The record leaves the accuracy of these assumptions in considerable doubt as, for example, the city's expert in testifying as to the cost of installing the water system failed to give any specifics as to the type or size of pipe to be used, of the size of a required standpipe, and as to a required pumping station. Further, the tax increase figure does not include the cost of required laterals or the cost of bringing the city's sewage treatment plant up to the standards now required by the State, and which it must shortly do. The town's expert gave more specifics, and testified to a more substantial cost of providing adequate water with a necessarily higher increase in taxes for the area to be annexed. In addition, while it was assumed that a 50% governmental grant for construction of sewer and water facilities would be available, this assumption is purely speculative as there is no guarantee that such a grant will be available when construction commences, such grants being dependent upon budgetary appropriations of the State and Federal Governments and the number of applications made, as well as other factors.

In addition, the area proposed to be annexed must expect higher taxes in the future, since the proposed budget submitted by the city does not include any items for payment of principal and interest on any bonded indebtedness for improvement of the sewage treatment plant, or for installation of the water and sewer facilities in the area to be annexed.

Considering all of the factors involved, it can hardly be said that any appreciable benefits will inure to the area sought to be annexed by annexation thereof to the city. It thus appears that if any benefit is to be derived by annexation, it will inure only to the City of Mechanicville, and the only benefit to be derived is an area for expansion and an increase in its tax base.

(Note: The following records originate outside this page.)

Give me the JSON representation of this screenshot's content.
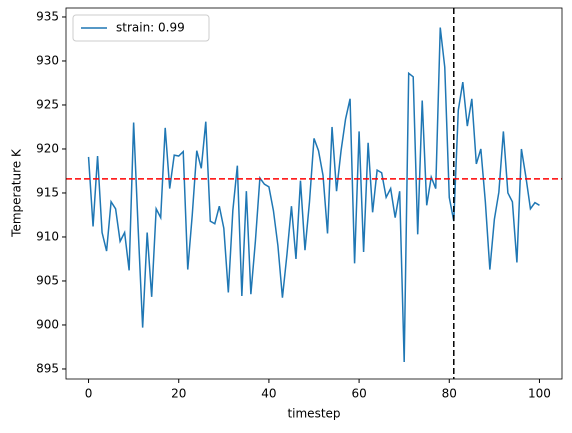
{
  "chart_data": {
    "type": "line",
    "xlabel": "timestep",
    "ylabel": "Temperature K",
    "x": [
      0,
      1,
      2,
      3,
      4,
      5,
      6,
      7,
      8,
      9,
      10,
      11,
      12,
      13,
      14,
      15,
      16,
      17,
      18,
      19,
      20,
      21,
      22,
      23,
      24,
      25,
      26,
      27,
      28,
      29,
      30,
      31,
      32,
      33,
      34,
      35,
      36,
      37,
      38,
      39,
      40,
      41,
      42,
      43,
      44,
      45,
      46,
      47,
      48,
      49,
      50,
      51,
      52,
      53,
      54,
      55,
      56,
      57,
      58,
      59,
      60,
      61,
      62,
      63,
      64,
      65,
      66,
      67,
      68,
      69,
      70,
      71,
      72,
      73,
      74,
      75,
      76,
      77,
      78,
      79,
      80,
      81,
      82,
      83,
      84,
      85,
      86,
      87,
      88,
      89,
      90,
      91,
      92,
      93,
      94,
      95,
      96,
      97,
      98,
      99,
      100
    ],
    "series": [
      {
        "name": "strain: 0.99",
        "color": "#1f77b4",
        "values": [
          919.1,
          911.2,
          919.2,
          910.5,
          908.4,
          914,
          913.2,
          909.5,
          910.5,
          906.2,
          923,
          911,
          899.7,
          910.5,
          903.2,
          913.2,
          912.2,
          922.4,
          915.5,
          919.3,
          919.2,
          919.7,
          906.3,
          912.5,
          919.8,
          917.8,
          923.1,
          911.8,
          911.5,
          913.5,
          911,
          903.7,
          913,
          918.1,
          903.3,
          915.2,
          903.5,
          909.5,
          916.7,
          916,
          915.7,
          913,
          909,
          903.1,
          908,
          913.5,
          907.5,
          916.4,
          908.5,
          914,
          921.2,
          919.8,
          917,
          910.4,
          922.5,
          915.2,
          919.8,
          923.4,
          925.7,
          907,
          922,
          908.3,
          920.7,
          912.8,
          917.6,
          917.3,
          914.5,
          915.5,
          912.2,
          915.2,
          895.8,
          928.6,
          928.2,
          910.3,
          925.5,
          913.6,
          916.8,
          915.5,
          933.8,
          929.3,
          914.5,
          911.8,
          924.4,
          927.6,
          922.6,
          925.7,
          918.3,
          920,
          914,
          906.3,
          912,
          915.1,
          922,
          915,
          914,
          907.1,
          920,
          916.8,
          913.2,
          913.9,
          913.6
        ]
      }
    ],
    "hline": {
      "value": 916.6,
      "color": "#ff0000"
    },
    "vline": {
      "value": 81,
      "color": "#000000"
    },
    "xlim": [
      -5,
      105
    ],
    "ylim": [
      893.86,
      936.02
    ],
    "xticks": [
      0,
      20,
      40,
      60,
      80,
      100
    ],
    "yticks": [
      895,
      900,
      905,
      910,
      915,
      920,
      925,
      930,
      935
    ],
    "legend": "upper left"
  }
}
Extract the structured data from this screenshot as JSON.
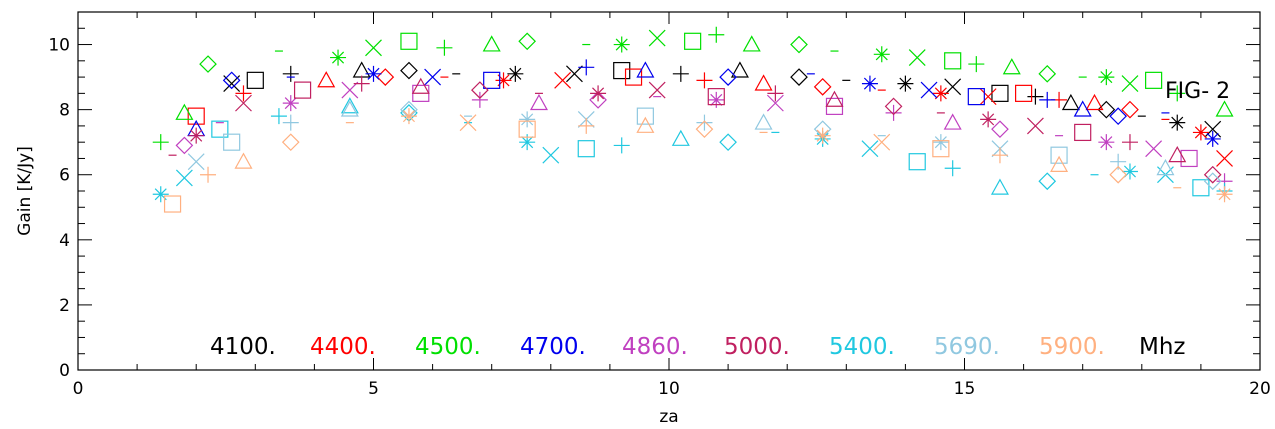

The report of the majority of the Referees indicates that survival of the city is an overriding consideration in their determination. Certainly annexation is intended as a means for a city to react to changing conditions, but not to aid a city at the expense of another area. Here, the petitioner did not even indicate why it needed an area twice its size in order to survive. Perhaps annexation should be approved when it is in the interest of the petitioner and neither of the other areas involved will be significantly injured. However, where there will be injury to one, and substantial tax cost to the other, benefit to the city should not be permitted at their expense.

Annexation cannot be considered as being in the over-all public interest where the only benefit to be derived is expansion room for the municipality seeking annexation while the annexed area and the area out of which it is to be carved, will be adversely affected. Here the burden was on the City of Mechanicville to establish that annexation would be in the over-all public interest and in our opinion the city has not met that burden.

Accordingly, the court adjudges and determines, on the law and the facts, that the annexation applied for is not in the over-all public interest. The application must be denied and the proceeding dismissed, without costs.

Adjudged and determined, on the law and the facts, that the annexation applied for is not in the over-all public interest. Application denied and proceeding dismissed, without costs. Settle order.

Disposition

Adjudged and determined, on the law and the facts, that the annexation applied for is not in the over-all public interest. Application denied and proceeding dismissed, without costs. Settle order.